Sundays are for rest. Or at least, I think they should be. In other faith traditions, the day of rest is another day – Friday or Saturday – but the importance of the Sabbath should not be underestimated.
Nowadays, we live in a secular society. I respect other people’s beliefs. But in a Western culture that worships busyness and work, it’s all the more important to stop and feast at the weekend.
I spoke with a friend about this a few weeks ago. They were complaining about their PhD supervisor arranging meetings on Easter Monday. (Even if you’re not Christian, it’s still a Bank Holiday here in the UK!)
In our family, we used to have the tradition of a Sunday Roast Dinner every weekend. It’s evolved over the years, away from meat, veg and Yorkshire puddings, but the essence is still the same – to come together, feast and share a meal with the family. I believe Christian theology states that we are supposed to celebrate the Lord’s Resurrection every Sunday – not just at Easter – and I think this ties in with the idea of celebrating and feasting at the weekend.
You don’t have to be religious to do this at all, but I think time away from devices, meetings and work is critical. The time that instead, could be spent with loved ones, in the outdoors, resting and/or for our own well-being.

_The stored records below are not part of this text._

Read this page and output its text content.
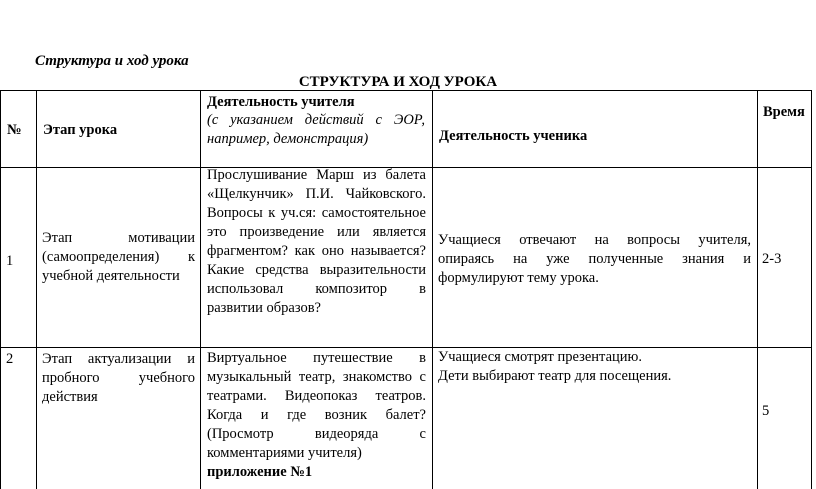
Структура и ход урока
СТРУКТУРА И ХОД УРОКА
№ Этап урока
Деятельность учителя
(с указанием действий с ЭОР, например, демонстрация)	Деятельность ученика
Время
1
Этап мотивации (самоопределения) к учебной деятельности
Прослушивание Марш из балета «Щелкунчик» П.И. Чайковского. Вопросы к уч.ся: самостоятельное это произведение или является фрагментом? как оно называется? Какие средства выразительности использовал композитор в развитии образов?
Учащиеся отвечают на вопросы учителя, опираясь на уже полученные знания и формулируют тему урока.
2-3
2 Этап актуализации и пробного учебного действия
Виртуальное путешествие в музыкальный театр, знакомство с театрами. Видеопоказ театров. Когда и где возник балет? (Просмотр видеоряда с комментариями учителя)
приложение №1
Учащиеся смотрят презентацию.
Дети выбирают театр для посещения.
5
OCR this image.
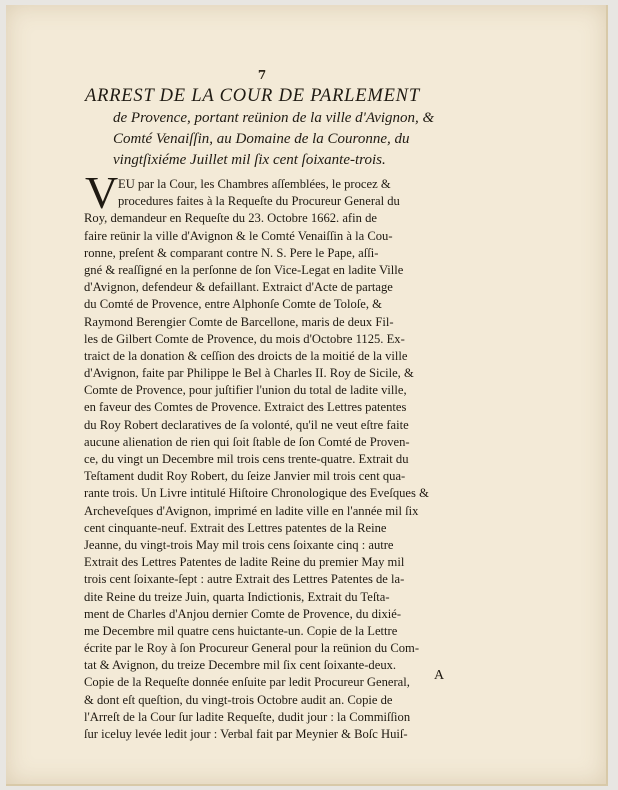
7
ARREST DE LA COUR DE PARLEMENT
de Provence, portant reünion de la ville d'Avignon, &
Comté Venaiſſin, au Domaine de la Couronne, du
vingtſixiéme Juillet mil ſix cent ſoixante-trois.
V EU par la Cour, les Chambres aſſemblées, le procez &
procedures faites à la Requeſte du Procureur General du
Roy, demandeur en Requeſte du 23. Octobre 1662. afin de
faire reünir la ville d'Avignon & le Comté Venaiſſin à la Cou-
ronne, preſent & comparant contre N. S. Pere le Pape, aſſi-
gné & reaſſigné en la perſonne de ſon Vice-Legat en ladite Ville
d'Avignon, defendeur & defaillant. Extraict d'Acte de partage
du Comté de Provence, entre Alphonſe Comte de Toloſe, &
Raymond Berengier Comte de Barcellone, maris de deux Fil-
les de Gilbert Comte de Provence, du mois d'Octobre 1125. Ex-
traict de la donation & ceſſion des droicts de la moitié de la ville
d'Avignon, faite par Philippe le Bel à Charles II. Roy de Sicile, &
Comte de Provence, pour juſtifier l'union du total de ladite ville,
en faveur des Comtes de Provence. Extraict des Lettres patentes
du Roy Robert declaratives de ſa volonté, qu'il ne veut eſtre faite
aucune alienation de rien qui ſoit ſtable de ſon Comté de Proven-
ce, du vingt un Decembre mil trois cens trente-quatre. Extrait du
Teſtament dudit Roy Robert, du ſeize Janvier mil trois cent qua-
rante trois. Un Livre intitulé Hiſtoire Chronologique des Eveſques &
Archeveſques d'Avignon, imprimé en ladite ville en l'année mil ſix
cent cinquante-neuf. Extrait des Lettres patentes de la Reine
Jeanne, du vingt-trois May mil trois cens ſoixante cinq : autre
Extrait des Lettres Patentes de ladite Reine du premier May mil
trois cent ſoixante-ſept : autre Extrait des Lettres Patentes de la-
dite Reine du treize Juin, quarta Indictionis, Extrait du Teſta-
ment de Charles d'Anjou dernier Comte de Provence, du dixié-
me Decembre mil quatre cens huictante-un. Copie de la Lettre
écrite par le Roy à ſon Procureur General pour la reünion du Com-
tat & Avignon, du treize Decembre mil ſix cent ſoixante-deux.
Copie de la Requeſte donnée enſuite par ledit Procureur General,
& dont eſt queſtion, du vingt-trois Octobre audit an. Copie de
l'Arreſt de la Cour ſur ladite Requeſte, dudit jour : la Commiſſion
ſur iceluy levée ledit jour : Verbal fait par Meynier & Boſc Huiſ-
A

Sometimes, we have to work on weekends – certain businesses, services, the Public Health Service, for example. But the “weekend” doesn’t have to necessarily be on Friday night, Saturday and Sunday. Perhaps, these jobs just make it a little more difficult logistically.
The Sabbath, I believe, is not about confusing rules of what one should and shouldn’t do. It’s essentially about rest and worship. When we don’t make time to stop and do these things, we forget to rest and begin to worship other things.
What you think of celebrating and feasting?
Do you share meals with loved ones? When?